Location: Foreign Disease-Weed Science Research
Project Number: 8044-22000-048-000-D
Project Type: In-House Appropriated
Start Date: Mar 26, 2022
End Date: Mar 25, 2027
Objective 1: Develop genomic sequence resources and broad range nucleic acid and antibody-based diagnostics for novel emerging and invasive vectored plant pathogens. (NP303, C1, PS1A, PS1B) Sub-objective 1.A: Development of rapid diagnostics for bacterial blight of grapevine caused by Xylophilus ampelinus. Sub-objective 1.B: Identify and characterize emergent and invasive plant viruses and bacteria with potential for agronomic damage, and develop genome sequence resources. Sub-objective 1.C: Develop immunodiagnostic reagents and field-deployable diagnostic assays for specific and sensitive detection of exotic, emergent, and quarantine plant viruses. Sub-objective 1.D: Collect and characterize foreign and emerging bacterial plant pathogens. Objective 2: Investigate the relationship of pathogen biology and ecology to disease expression of novel emerging and invasive vectored plant pathogens. (NP303, C2, PS2A, PS2B) Sub-objective 2.A: Investigate virus determinants of resistance-breaking. Sub-objective 2.B: Analyze virus protein expression and function in pathogenicity in single and mixed infections. Sub-objective 2.C: Identify proteins and genes involved in virulence during X. fastidiosa subsp. pauca infection of citrus. Sub-objective 2.D: Test susceptibility of New World Vitis species and hybrids to bacterial blight of grapevine caused by Xylophilus ampelinus. Sub-objective 2.E: Genetic determinants of toxin production in Rathayibacter toxicus. Objective 3: Understand the role of the vector in pathogen retention and transmission of viruses and bacteria. (NP303, C2, PS2B, PS2D) Sub-objective 3.A: Develop sequence data resources for selected insect vectors and utilize data for refined taxonomic identification assays.
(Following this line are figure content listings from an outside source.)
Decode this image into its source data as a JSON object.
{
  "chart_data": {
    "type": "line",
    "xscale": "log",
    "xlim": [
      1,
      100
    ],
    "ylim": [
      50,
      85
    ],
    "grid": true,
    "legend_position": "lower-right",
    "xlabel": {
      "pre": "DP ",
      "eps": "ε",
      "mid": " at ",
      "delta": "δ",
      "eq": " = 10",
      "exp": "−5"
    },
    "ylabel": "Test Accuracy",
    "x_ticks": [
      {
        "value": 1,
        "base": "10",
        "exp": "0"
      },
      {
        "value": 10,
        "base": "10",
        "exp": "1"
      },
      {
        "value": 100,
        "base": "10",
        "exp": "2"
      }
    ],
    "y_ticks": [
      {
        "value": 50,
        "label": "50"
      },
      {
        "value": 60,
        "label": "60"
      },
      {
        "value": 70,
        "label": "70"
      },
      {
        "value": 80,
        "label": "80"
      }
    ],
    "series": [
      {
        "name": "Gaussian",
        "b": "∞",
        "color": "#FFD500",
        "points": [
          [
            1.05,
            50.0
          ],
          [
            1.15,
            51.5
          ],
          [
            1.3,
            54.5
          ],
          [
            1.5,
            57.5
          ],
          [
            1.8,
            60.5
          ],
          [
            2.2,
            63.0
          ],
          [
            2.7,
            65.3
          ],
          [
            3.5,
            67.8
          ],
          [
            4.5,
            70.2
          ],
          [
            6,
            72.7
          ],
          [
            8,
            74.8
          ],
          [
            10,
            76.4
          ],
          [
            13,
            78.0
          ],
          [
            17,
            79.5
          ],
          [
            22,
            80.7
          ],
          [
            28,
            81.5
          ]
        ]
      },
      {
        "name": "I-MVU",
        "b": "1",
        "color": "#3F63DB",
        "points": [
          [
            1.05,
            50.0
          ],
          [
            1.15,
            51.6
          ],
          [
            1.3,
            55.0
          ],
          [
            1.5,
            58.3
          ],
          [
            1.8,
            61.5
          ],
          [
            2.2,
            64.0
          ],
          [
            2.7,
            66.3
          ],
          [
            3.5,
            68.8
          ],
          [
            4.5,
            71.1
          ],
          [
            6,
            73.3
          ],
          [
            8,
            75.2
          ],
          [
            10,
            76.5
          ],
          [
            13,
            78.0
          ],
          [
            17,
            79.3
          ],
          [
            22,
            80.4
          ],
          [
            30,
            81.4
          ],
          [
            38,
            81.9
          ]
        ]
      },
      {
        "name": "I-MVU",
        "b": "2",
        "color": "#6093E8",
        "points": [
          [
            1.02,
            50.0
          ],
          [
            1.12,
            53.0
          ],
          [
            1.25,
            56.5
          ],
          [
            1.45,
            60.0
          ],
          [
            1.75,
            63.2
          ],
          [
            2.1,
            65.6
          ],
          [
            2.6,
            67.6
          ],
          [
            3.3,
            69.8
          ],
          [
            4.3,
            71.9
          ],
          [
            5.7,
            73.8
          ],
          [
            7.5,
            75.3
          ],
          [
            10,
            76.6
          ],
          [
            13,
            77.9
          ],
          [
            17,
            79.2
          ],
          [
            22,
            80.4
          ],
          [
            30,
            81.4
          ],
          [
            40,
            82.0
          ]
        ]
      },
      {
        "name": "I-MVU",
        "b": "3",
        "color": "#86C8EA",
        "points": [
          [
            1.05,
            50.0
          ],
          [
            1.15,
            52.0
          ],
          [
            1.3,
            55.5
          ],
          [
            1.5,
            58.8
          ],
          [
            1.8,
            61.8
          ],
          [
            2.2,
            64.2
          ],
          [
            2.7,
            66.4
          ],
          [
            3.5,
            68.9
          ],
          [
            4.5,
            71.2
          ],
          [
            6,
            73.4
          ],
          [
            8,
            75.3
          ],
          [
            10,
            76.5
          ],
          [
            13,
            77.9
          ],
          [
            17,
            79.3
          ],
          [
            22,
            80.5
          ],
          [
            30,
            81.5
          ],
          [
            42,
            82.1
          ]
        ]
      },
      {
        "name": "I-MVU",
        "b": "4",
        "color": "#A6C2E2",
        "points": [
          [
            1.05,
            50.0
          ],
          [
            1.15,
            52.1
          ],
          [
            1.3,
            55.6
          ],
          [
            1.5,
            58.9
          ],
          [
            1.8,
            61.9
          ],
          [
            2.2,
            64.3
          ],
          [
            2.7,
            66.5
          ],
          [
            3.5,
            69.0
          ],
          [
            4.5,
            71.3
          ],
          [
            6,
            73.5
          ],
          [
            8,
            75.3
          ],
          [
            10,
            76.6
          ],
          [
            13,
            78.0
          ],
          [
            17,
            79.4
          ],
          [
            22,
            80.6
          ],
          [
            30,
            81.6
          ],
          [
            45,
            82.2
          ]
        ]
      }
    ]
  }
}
Sub-objective 3.B: Evaluate virus transmission determinants and test candidate molecules for transmission disruption.
Using specialized containment facilities, we will research key questions to assist in detecting and managing emerging, foreign, and invasive viral and bacterial diseases which threaten U.S. agriculture. Our research aims are to 1) develop sequence data, collections, and needed diagnostic tools for new pathogens; 2) elucidate basic molecular biology of virulence, toxicity, and pathogenicity of target pathogens; and 3) develop tools to characterize important vector populations and methods to block virus transmission. Target diseases include: foreign bacterial blight of grapevine, caused by Xylophilus ampelinus; citrus variegated chlorosis, caused by Xyllella fastidiosa; foreign and emergent maize lethal necrosis (MLN), caused by mixed infections of potyviruses in combination with the rapidly emerging maize chlorotic mottle virus (MCMV) driven by its corn thrips (Frankliniella williamsi) vector; U.S.-emergent cotton leafroll dwarf disease, caused by cotton leafroll dwarf virus (CLRDV); foreign disease caused by maize yellow mosaic virus (MaYMV/MYDV-RMV2); foreign rice tungro disease and other waikavirus-caused diseases; and foreign annual ryegrass toxicity (ARGT) livestock poisoning caused by the Select Agent Rathayibacter toxicus. Our research plan also includes the flexibility to respond to new pathogens that may emerge. Research will result in the development of sequence data, diagnostic tools, pathogen collections, and basic biological information about pathogenicity, toxicity and resistance-breaking, as well as tools to assess corn thrips populations and block spread of cotton leafroll dwarf disease.